I remember the first time I asked someone to donate to one of my projects. I’ll never forget how it felt to make that ask: the nervousness, the worry, the hope I wasn’t offending. And I’ll never forget the answer. My friend Tim said yes, but his reply went beyond that––he thanked me for the opportunity to be a part of what I was creating.
That floored me. If I’m being honest, I hadn’t really thought about it like that. I was thinking of the need and the possible impact behind my request, but not really about what it would mean for him. How that would pull him closer, not just to the work, but to me. Our friendship deepened in a way that, before that moment, I couldn’t have imagined.
I spent many years as a nonprofit leader thinking that the more powerfully I described our work and its impacts, the more money I’d raise. And that’s important, of course. It’s just not the most important thing.
Giving and receiving money is deeply personal. It’s about who’s asking, and why they’re asking––and about who’s giving, and why they’re giving. Fundraising is about real relationships, and its true power is the possibility of real (and deeper) community.

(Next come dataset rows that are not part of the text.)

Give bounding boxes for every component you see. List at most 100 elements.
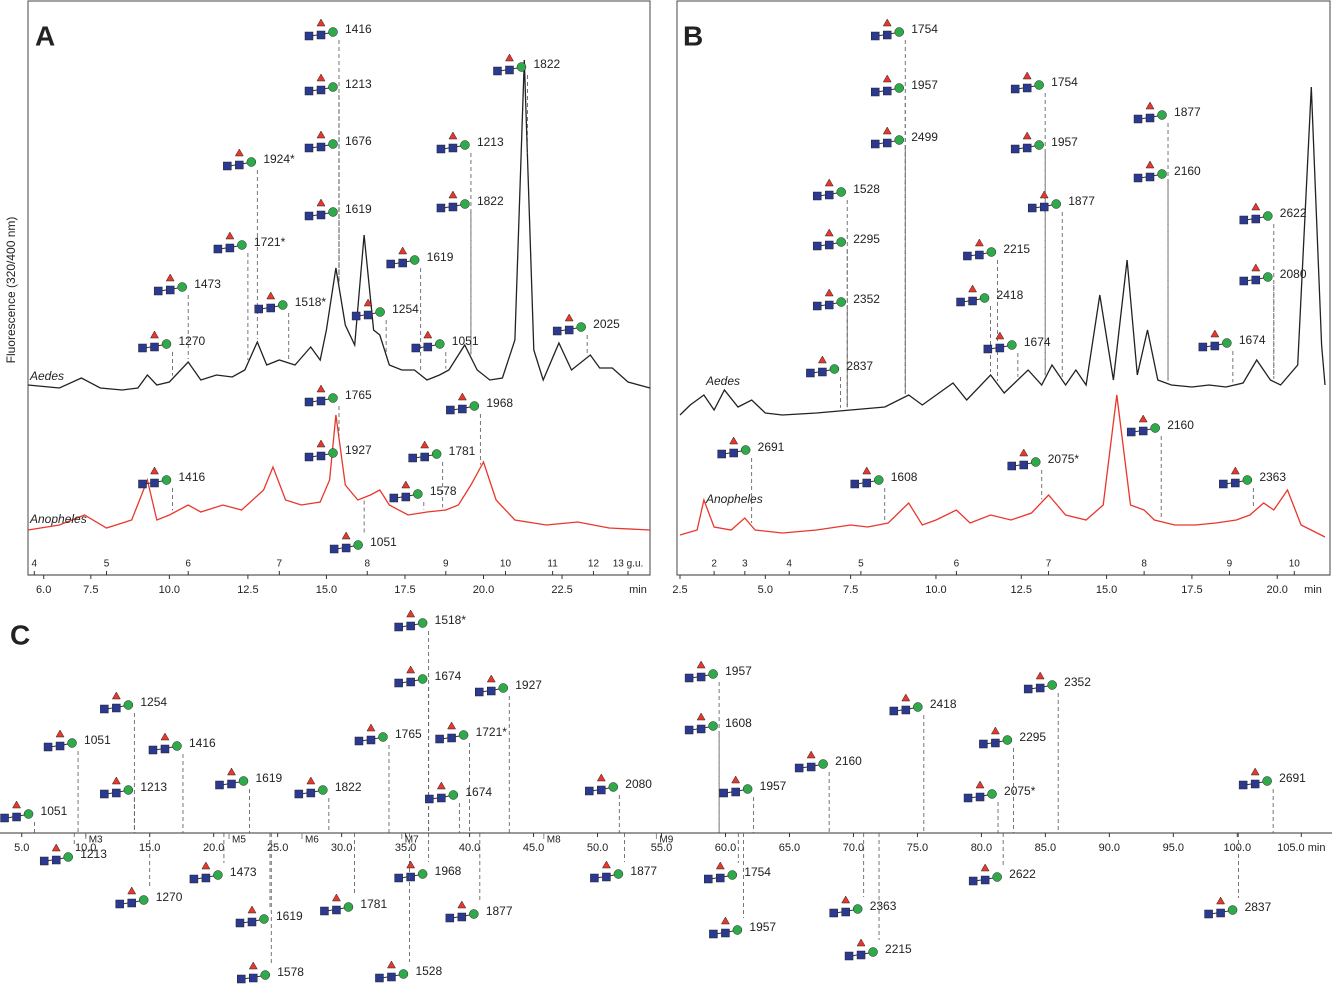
glycan-glcnac	[387, 260, 395, 268]
glycan-label: 2418	[930, 697, 957, 711]
glycan-glcnac	[149, 746, 157, 754]
glycan-mannose	[329, 83, 338, 92]
glycan-fucose	[151, 331, 159, 338]
glycan-label: 1822	[533, 57, 560, 71]
glycan-fucose	[732, 776, 740, 783]
glycan-glcnac	[355, 737, 363, 745]
glycan-glcnac	[1024, 685, 1032, 693]
glycan-label: 1416	[345, 22, 372, 36]
glycan-glcnac	[721, 929, 729, 937]
glycan-glcnac	[1036, 684, 1044, 692]
glycan-glcnac	[424, 343, 432, 351]
glycan-glcnac	[1020, 461, 1028, 469]
x-tick-label: 7.5	[843, 584, 858, 596]
x-tick-label: 50.0	[587, 842, 608, 854]
x-tick-label: 12.5	[237, 584, 258, 596]
glycan-label: 1765	[345, 388, 372, 402]
glycan-label: 1270	[156, 890, 183, 904]
glycan-label: 2295	[853, 232, 880, 246]
glycan-fucose	[226, 232, 234, 239]
glycan-glcnac	[795, 764, 803, 772]
glycan-glcnac	[709, 930, 717, 938]
glycan-glcnac	[685, 674, 693, 682]
glycan-glcnac	[330, 545, 338, 553]
glycan-label: 2352	[1064, 675, 1091, 689]
glycan-fucose	[1040, 191, 1048, 198]
glycan-glcnac	[128, 899, 136, 907]
glycan-fucose	[721, 917, 729, 924]
glycan-glcnac	[730, 449, 738, 457]
glycan-glcnac	[458, 405, 466, 413]
glycan-fucose	[807, 751, 815, 758]
glycan-glcnac	[857, 951, 865, 959]
glycan-fucose	[249, 962, 257, 969]
glycan-glcnac	[1240, 216, 1248, 224]
x-tick-label: 10.0	[159, 584, 180, 596]
glycan-mannose	[329, 28, 338, 37]
glycan-label: 1721*	[254, 235, 286, 249]
glycan-glcnac	[969, 297, 977, 305]
x-tick-label: 10.0	[925, 584, 946, 596]
glycan-fucose	[1023, 72, 1031, 79]
glycan-mannose	[172, 742, 181, 751]
glycan-label: 1957	[911, 78, 938, 92]
glycan-label: 2352	[853, 292, 880, 306]
glycan-glcnac	[818, 368, 826, 376]
glycan-label: 2160	[1167, 418, 1194, 432]
page: A6.07.510.012.515.017.520.022.5minFluore…	[0, 0, 1332, 1001]
glycan-fucose	[399, 247, 407, 254]
glycan-mannose	[247, 158, 256, 167]
glycan-mannose	[124, 786, 133, 795]
glycan-glcnac	[871, 140, 879, 148]
glycan-fucose	[421, 441, 429, 448]
glycan-mannose	[741, 446, 750, 455]
glycan-mannose	[459, 731, 468, 740]
glycan-glcnac	[1252, 215, 1260, 223]
glycan-mannose	[435, 340, 444, 349]
glycan-glcnac	[317, 397, 325, 405]
glycan-fucose	[863, 467, 871, 474]
glycan-glcnac	[902, 706, 910, 714]
glycan-glcnac	[216, 781, 224, 789]
glycan-mannose	[1007, 341, 1016, 350]
glycan-fucose	[407, 610, 415, 617]
glycan-mannose	[743, 785, 752, 794]
glycan-glcnac	[585, 787, 593, 795]
glycan-mannose	[178, 283, 187, 292]
glycan-fucose	[1231, 467, 1239, 474]
glycan-label: 1927	[515, 678, 542, 692]
glycan-glcnac	[697, 725, 705, 733]
glycan-fucose	[1211, 330, 1219, 337]
y-axis-label: Fluorescence (320/400 nm)	[4, 217, 18, 364]
glycan-glcnac	[871, 32, 879, 40]
glycan-label: 1608	[725, 716, 752, 730]
glycan-label: 2418	[997, 288, 1024, 302]
gu-tick-label: 4	[32, 559, 38, 570]
glycan-mannose	[577, 323, 586, 332]
glycan-glcnac	[437, 794, 445, 802]
glycan-glcnac	[1231, 479, 1239, 487]
x-tick-label: 75.0	[907, 842, 928, 854]
x-tick-label: 80.0	[971, 842, 992, 854]
glycan-mannose	[399, 970, 408, 979]
series-name: Aedes	[705, 374, 740, 388]
glycan-glcnac	[436, 735, 444, 743]
glycan-glcnac	[237, 975, 245, 983]
glycan-glcnac	[367, 736, 375, 744]
glycan-fucose	[981, 864, 989, 871]
glycan-fucose	[1020, 449, 1028, 456]
glycan-label: 1051	[41, 804, 68, 818]
glycan-fucose	[151, 467, 159, 474]
glycan-label: 1674	[1024, 335, 1051, 349]
glycan-glcnac	[1023, 144, 1031, 152]
glycan-glcnac	[139, 344, 147, 352]
glycan-fucose	[825, 179, 833, 186]
glycan-fucose	[969, 285, 977, 292]
glycan-glcnac	[112, 704, 120, 712]
glycan-fucose	[166, 274, 174, 281]
glycan-mannose	[837, 298, 846, 307]
glycan-mannose	[278, 301, 287, 310]
glycan-label: 1877	[630, 864, 657, 878]
glycan-glcnac	[716, 874, 724, 882]
glycan-glcnac	[1211, 342, 1219, 350]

For me, it took many years and many asks to truly understand how powerful it is to invite someone to be closer to you and your organization by making a financial contribution. To think not just about what their money means for your work, but about what your invitation means to them. Because asking someone to contribute money––whether it’s $20 or $20,000––isn’t just about the money itself. It’s about connection and purpose. It’s about relationships and community. It’s about belonging.
Once, while visiting my father, he showed me an email he’d received from a nonprofit I was involved with. They’d sent him a normal (generic) fundraising ask. The only thing personal to him was his name at the top. He told me that he’d received a number of nearly identical emails from the organization. He wanted to know if I thought he should keep giving to them. As we discussed it, he asked me a question that I’ll never forget: after all these years, don’t they know me?
A retired educator, he meticulously managed his budget and had a very specific amount allotted to what he could donate to the causes he believed in. He’d built this nonprofit into his modest annual budget for nearly a decade, but the answer was no, they didn’t know him. They’d never replied personally to any of his donations. They’d never asked if he wanted to get more involved; if he wanted to volunteer or host something on their behalf. They’d never once called him. And as a result, they didn’t know how much it would have meant to him to be able to contribute more.
Giving Tuesday is not just about donors giving to incredible organizations, it’s about incredible organizations giving thousands of people the chance to be pulled closer, to be a part of something. To be part of a community.
This moment, when people around the world are hurting, is the time to pull your community close. Find those 5 or 10 or 50 people who are your biggest supporters––and recognize that you may not know who they are. Find out. #GivingTuesdayNow is a powerful moment to deepen relationships, to reach out in all the ways you can, including picking up the phone and calling your supporters personally. Ask them if they can help.
And when you do, know that you’re asking something so much bigger than if they can donate. You’re asking them to be closer to you. You’re giving them a chance to contribute and to be a deeper part of your community when it matters most. And most importantly, you’re offering them a chance to give––and to receive.